Por quê, então, não festar na festa? O convite está feito, os pratos estão cobertos de fartura, os copos manchados daquele líquido dionisíaco, as risadas, os abraços; tudo isso sim, faz parte de um reflexo de coisas boas, ainda mais ao lado de quem se ama. Contudo, o vazio do corredor escuro com luzes que piscam, o andar sorrateiro daquele viajante que um dia viveu naquele espaço, neste caso, fazem parte daquele assobio do vento, àquele que soprou nas janelas de um quarto sem luz e de cor laranja. O reencontro é sempre um encontrar-se de novo, mas num tempo diferente. Os olhares mudam, as sentenças do cumprimento se distanciam umas das outras, as lembranças daquele outro homem que um dia esteve ali, nesse dia de natal, voltam como se daquela sala festiva jamais tivesse saído.

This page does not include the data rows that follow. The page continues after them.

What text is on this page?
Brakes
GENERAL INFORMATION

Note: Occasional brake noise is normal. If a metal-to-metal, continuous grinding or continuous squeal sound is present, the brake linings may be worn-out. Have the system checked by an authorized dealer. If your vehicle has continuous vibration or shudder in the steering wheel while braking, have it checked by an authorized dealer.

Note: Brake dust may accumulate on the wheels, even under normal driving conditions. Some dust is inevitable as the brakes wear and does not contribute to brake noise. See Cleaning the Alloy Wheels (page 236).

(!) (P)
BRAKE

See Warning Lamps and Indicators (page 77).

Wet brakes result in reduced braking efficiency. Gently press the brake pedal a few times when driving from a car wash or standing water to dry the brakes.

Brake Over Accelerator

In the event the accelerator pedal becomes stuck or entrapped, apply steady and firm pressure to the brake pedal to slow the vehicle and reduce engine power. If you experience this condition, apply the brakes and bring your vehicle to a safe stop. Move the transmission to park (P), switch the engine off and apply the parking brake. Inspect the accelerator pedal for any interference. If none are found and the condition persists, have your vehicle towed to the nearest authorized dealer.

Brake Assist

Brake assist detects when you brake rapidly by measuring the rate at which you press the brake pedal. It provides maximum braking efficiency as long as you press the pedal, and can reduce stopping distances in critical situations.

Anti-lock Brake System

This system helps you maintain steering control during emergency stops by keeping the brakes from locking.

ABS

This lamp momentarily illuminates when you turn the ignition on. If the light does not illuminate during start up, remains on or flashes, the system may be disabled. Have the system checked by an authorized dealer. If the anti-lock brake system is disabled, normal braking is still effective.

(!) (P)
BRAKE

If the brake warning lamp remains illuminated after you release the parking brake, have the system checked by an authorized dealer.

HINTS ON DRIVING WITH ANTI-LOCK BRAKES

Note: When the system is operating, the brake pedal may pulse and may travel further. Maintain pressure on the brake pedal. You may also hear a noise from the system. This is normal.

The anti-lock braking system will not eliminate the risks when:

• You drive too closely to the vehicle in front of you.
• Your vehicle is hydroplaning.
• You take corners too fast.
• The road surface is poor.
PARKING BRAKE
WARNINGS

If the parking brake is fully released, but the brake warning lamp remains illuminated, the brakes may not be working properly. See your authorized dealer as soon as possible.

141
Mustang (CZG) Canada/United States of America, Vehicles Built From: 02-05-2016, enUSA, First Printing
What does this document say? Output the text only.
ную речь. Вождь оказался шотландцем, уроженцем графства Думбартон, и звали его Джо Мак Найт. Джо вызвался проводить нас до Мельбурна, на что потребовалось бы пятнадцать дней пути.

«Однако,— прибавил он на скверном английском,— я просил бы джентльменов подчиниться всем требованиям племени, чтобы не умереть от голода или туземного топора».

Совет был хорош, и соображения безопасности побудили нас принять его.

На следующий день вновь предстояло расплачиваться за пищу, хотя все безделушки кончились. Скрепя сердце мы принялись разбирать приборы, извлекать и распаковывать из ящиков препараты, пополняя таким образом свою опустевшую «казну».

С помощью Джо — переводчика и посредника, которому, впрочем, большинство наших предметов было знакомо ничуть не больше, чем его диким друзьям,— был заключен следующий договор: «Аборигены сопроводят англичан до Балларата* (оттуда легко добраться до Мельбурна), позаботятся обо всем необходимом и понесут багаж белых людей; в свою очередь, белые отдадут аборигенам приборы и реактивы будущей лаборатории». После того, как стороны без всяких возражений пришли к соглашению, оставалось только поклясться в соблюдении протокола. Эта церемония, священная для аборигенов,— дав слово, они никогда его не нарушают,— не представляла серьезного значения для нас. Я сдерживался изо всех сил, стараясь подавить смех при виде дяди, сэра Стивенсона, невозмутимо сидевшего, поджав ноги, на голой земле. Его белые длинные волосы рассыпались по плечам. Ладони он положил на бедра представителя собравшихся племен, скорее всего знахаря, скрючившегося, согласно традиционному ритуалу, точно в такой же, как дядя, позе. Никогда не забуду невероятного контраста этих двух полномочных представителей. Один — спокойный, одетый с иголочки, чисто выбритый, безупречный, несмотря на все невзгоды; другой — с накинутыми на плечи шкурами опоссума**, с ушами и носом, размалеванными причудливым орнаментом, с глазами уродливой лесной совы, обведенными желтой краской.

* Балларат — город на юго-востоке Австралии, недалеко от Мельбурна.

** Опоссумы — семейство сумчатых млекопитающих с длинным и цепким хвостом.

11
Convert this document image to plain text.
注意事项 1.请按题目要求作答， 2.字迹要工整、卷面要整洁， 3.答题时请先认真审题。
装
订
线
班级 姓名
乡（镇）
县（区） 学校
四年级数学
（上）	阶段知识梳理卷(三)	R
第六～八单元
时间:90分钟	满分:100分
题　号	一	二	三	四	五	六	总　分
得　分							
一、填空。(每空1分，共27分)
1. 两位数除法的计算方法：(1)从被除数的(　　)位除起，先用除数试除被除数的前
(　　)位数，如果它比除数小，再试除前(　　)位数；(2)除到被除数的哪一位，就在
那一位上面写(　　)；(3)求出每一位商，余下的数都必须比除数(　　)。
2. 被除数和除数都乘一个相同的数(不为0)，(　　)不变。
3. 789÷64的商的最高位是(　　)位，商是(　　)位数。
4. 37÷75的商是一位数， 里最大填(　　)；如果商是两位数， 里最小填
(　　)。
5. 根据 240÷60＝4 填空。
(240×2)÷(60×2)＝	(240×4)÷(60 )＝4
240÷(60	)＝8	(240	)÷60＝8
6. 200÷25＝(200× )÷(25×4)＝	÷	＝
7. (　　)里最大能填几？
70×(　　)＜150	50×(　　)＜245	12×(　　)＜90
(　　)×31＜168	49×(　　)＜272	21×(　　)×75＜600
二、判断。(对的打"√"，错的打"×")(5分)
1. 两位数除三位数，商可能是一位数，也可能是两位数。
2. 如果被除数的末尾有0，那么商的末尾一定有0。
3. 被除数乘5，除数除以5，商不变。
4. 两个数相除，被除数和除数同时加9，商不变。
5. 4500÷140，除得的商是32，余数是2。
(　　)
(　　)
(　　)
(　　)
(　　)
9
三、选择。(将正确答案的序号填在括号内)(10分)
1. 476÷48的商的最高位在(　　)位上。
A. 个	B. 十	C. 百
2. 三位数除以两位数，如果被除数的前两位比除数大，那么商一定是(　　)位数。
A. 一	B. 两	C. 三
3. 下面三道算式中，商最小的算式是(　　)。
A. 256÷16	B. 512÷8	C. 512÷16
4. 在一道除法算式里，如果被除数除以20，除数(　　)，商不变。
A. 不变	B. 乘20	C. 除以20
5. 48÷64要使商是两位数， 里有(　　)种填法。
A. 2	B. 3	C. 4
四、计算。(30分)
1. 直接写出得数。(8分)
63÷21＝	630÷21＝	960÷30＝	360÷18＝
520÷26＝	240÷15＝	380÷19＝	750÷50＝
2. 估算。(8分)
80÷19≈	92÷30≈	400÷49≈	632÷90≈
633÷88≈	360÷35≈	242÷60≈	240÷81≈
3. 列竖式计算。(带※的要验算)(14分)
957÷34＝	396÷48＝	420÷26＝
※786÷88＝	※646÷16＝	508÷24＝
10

Os beijos bêbados da mãe sentimental e carente, trazem para o filho desamparado e acompanhado da solidão algo de troca e de uma alegria repentina e fugaz, já o pai preenche seu peito de dor e silêncio.

– Oi pai! – (Silêncio).

– Sai da minha frente. Filho da puta.

– Pai. – (Choro).

A visita dá vida ao quanto de dor e de afastamento dos que ali estão sentem um pelo outro. Irmãos com muitos problemas, mas que nunca conversaram ou trabalharam em prol de uma solução. Um casal de pais que na verdade estão fora do dentro, este que não existe mais. Uma vez por ano, por quê não? O espírito natalino preenche esse estado natural do (re)encontro anual da família que de fato só tem a distância como amor. Nada mais próximo do desprazer e da falta. A festa, que era pra ser sinônimo de festejar, acaba se tornando em algo real e vital do não-desejo, do não-amor, e pelo contrário, no ódio, no rancor e de más memórias que nunca se foram. É como uma volta no tempo, um viajar para onde nunca se foi embora, porém, ao se verem de novo, o presente é que fica distante e ilusório. O passado, aqui, é o presente.